What do you think orchestra concerts should look like in the 21st Century? They should be inclusive and accessible and, in general, have music played from a much more varied set of repertoire. There is still a time and place for the more traditional, formalized concert experience, but I think the ratio should be shifted towards more casual concert-going experiences. The audience should ideally feel at ease and open to anything the orchestra wants to present to them, including pieces they may have never heard before.
Who is your biggest inspiration? My wife, Nico. It is safe to say that I would not be where I am today without her support.
Which composer or genre of music do you feel you connect with the most? Some of my favorite composers are Brahms, Prokofiev, Ravel, Beethoven, Britten, Glass, and Shaw.
What is your favorite piece of music, and why do you love it? Lately, I’ve loved listening to Vadim Borisovsky’s arrangement of Prokofiev’s Romeo and Juliet for Viola and Piano. I am a bit biased towards this piece as a violist, but the tunes are so amazing and this arrangement showcases them, along with the varied capabilities of the instrument, extremely well.
What has been your favorite experience as a musician? A great recent experience was working through the Brahms String Quartet No. 3 in B-flat major with a quartet in Austin.
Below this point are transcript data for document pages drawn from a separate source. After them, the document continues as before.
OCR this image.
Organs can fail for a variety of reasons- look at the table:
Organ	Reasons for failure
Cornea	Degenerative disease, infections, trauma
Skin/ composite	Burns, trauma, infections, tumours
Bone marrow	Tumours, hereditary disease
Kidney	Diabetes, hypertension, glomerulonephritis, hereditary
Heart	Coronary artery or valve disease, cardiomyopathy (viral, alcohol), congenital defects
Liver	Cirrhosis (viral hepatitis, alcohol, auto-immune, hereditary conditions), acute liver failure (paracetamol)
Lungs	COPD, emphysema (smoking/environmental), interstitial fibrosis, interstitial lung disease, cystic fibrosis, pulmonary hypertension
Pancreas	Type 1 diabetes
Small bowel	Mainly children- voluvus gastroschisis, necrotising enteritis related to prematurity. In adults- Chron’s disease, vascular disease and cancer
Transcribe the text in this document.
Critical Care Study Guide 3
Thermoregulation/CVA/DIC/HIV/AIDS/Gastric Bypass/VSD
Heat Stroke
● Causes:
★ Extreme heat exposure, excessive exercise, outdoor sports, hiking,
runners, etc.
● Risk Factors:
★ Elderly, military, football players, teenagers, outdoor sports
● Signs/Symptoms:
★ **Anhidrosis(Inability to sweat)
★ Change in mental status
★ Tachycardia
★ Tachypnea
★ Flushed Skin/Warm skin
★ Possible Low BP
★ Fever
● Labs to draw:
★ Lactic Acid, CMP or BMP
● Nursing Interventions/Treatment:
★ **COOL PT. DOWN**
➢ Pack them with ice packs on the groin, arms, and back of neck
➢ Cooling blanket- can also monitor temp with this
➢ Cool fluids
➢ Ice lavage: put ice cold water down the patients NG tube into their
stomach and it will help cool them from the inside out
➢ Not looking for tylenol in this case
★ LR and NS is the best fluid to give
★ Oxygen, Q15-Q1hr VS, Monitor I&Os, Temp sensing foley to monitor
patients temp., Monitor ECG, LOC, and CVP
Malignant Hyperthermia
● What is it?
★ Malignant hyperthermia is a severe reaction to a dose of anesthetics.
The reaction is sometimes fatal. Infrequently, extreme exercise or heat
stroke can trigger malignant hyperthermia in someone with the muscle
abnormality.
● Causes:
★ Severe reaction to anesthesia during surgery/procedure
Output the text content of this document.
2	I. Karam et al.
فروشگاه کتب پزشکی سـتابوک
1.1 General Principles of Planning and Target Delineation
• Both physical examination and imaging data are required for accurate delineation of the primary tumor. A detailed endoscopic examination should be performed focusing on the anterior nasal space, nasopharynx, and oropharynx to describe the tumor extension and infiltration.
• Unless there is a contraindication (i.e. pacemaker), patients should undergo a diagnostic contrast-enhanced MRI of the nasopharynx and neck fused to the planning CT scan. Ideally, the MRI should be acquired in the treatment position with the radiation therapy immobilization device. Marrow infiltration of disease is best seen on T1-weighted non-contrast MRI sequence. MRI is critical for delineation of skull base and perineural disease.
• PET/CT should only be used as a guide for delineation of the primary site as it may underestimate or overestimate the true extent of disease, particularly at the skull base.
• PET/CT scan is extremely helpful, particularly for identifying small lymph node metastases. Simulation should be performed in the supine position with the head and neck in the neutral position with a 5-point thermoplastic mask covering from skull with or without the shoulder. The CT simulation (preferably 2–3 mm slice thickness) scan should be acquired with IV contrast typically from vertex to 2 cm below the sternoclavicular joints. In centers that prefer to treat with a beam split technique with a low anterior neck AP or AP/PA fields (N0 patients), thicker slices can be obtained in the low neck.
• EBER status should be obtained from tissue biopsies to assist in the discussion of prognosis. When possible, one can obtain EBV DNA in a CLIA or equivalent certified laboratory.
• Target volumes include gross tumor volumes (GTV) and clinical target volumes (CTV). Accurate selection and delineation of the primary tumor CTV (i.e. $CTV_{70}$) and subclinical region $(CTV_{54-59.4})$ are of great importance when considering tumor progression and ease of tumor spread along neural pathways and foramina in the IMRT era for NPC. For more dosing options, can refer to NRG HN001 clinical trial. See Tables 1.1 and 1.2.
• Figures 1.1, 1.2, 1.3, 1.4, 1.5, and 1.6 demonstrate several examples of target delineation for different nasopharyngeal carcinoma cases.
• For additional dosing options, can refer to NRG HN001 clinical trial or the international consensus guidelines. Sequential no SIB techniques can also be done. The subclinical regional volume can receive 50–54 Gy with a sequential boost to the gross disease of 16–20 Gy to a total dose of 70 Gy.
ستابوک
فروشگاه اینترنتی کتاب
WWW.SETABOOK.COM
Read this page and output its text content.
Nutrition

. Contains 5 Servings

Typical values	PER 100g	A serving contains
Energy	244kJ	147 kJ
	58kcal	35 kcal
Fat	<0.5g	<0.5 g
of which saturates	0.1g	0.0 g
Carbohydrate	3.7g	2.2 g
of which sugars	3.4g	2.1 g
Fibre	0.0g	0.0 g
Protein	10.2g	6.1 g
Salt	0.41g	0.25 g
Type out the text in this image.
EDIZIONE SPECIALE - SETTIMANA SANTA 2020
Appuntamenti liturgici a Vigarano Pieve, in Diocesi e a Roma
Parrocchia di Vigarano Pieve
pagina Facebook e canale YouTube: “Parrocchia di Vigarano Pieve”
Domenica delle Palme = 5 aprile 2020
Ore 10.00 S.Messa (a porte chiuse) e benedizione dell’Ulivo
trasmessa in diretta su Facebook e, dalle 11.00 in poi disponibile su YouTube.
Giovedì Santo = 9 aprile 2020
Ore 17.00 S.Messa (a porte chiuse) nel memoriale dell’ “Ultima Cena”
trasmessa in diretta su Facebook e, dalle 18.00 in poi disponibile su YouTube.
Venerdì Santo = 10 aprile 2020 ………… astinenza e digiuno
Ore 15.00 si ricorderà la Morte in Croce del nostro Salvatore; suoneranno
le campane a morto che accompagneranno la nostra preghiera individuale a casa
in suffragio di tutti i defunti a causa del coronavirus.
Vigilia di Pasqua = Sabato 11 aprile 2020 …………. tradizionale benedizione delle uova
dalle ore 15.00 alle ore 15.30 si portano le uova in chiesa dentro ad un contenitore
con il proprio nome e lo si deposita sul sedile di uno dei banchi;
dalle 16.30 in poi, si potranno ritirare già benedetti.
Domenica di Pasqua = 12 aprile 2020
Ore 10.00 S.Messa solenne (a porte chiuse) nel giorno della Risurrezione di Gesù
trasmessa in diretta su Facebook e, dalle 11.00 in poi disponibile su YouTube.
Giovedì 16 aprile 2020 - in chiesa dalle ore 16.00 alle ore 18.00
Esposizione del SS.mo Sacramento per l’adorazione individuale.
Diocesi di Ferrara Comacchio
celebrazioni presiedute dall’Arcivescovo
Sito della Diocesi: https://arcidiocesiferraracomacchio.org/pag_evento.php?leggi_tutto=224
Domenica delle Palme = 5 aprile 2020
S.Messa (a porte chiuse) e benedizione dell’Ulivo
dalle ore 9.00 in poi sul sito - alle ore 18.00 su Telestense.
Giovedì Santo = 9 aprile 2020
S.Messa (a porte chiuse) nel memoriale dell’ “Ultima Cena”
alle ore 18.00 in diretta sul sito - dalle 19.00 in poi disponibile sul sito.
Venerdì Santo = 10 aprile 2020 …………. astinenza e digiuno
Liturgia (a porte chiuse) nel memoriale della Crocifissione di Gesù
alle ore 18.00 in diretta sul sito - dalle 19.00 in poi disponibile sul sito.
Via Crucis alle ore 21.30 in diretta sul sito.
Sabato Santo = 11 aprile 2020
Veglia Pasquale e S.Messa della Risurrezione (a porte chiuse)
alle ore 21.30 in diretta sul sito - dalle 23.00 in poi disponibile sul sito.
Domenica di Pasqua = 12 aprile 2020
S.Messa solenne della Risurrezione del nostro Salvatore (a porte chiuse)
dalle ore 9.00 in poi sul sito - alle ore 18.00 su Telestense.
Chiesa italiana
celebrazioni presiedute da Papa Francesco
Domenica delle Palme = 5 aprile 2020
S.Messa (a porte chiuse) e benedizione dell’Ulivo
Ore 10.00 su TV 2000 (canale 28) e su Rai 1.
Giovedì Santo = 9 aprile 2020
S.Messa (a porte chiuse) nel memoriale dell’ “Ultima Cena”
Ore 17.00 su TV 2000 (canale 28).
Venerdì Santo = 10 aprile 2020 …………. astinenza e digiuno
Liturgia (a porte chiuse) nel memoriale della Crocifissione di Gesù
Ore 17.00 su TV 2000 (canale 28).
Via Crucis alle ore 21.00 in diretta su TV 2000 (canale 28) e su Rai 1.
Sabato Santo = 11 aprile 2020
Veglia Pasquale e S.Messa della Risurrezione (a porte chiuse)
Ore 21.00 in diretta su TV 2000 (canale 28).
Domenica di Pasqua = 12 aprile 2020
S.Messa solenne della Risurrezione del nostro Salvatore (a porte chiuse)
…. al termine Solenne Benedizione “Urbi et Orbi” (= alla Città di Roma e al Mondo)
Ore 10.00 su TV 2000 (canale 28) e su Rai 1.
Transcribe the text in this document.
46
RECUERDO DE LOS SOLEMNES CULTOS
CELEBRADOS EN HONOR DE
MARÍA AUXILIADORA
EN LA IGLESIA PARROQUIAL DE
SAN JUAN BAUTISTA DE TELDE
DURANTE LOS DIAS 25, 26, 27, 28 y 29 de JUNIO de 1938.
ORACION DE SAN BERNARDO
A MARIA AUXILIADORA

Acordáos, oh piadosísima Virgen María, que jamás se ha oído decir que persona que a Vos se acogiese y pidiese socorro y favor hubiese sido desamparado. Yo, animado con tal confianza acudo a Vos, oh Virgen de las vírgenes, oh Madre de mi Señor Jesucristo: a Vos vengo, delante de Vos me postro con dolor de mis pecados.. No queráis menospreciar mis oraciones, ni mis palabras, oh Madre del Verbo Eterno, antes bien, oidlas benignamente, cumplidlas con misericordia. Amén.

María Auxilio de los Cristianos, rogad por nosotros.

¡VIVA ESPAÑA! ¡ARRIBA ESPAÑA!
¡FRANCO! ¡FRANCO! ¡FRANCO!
I felt like we had great musical chemistry and really got along well. Finding three other people who you can work well with for long periods of time in close quarters is easier said than done!
Do you have any embarrassing performance stories? Plenty, although in hindsight those are the experiences that really motivated me to improve.
What is some advice you would give to your younger self? Relax a bit, and focus more while you practice scales.
Favorite non-classical musician or band: Björk, Frank Zappa, The Mars Volta
If you could play another instrument, what would it be? Double bass
If you weren’t a musician, what would you be doing? I would try to be a film critic
What is your favorite place you’ve traveled to and why? Chongqing, China. My wife and her family are from there and I had some unforgettable experiences while traveling there. It is such a culturally rich city with amazing food, sights, and people.
Which three people, dead or alive, would you like to have dinner with and why? Paul Thomas Anderson, Dave Chappelle, and Philip Seymour Hoffman. All are/were masters of their craft and it would be great to hear anything they had to say. I’m always fascinated by the parallels in philosophies between musicians and other kinds of artists.
Tell us something about yourself that might surprise us: I played bass guitar in a heavy metal band all through high school.
Piece of advice for a young classical musician: Always have a clear idea of the message of a piece before you even begin playing it.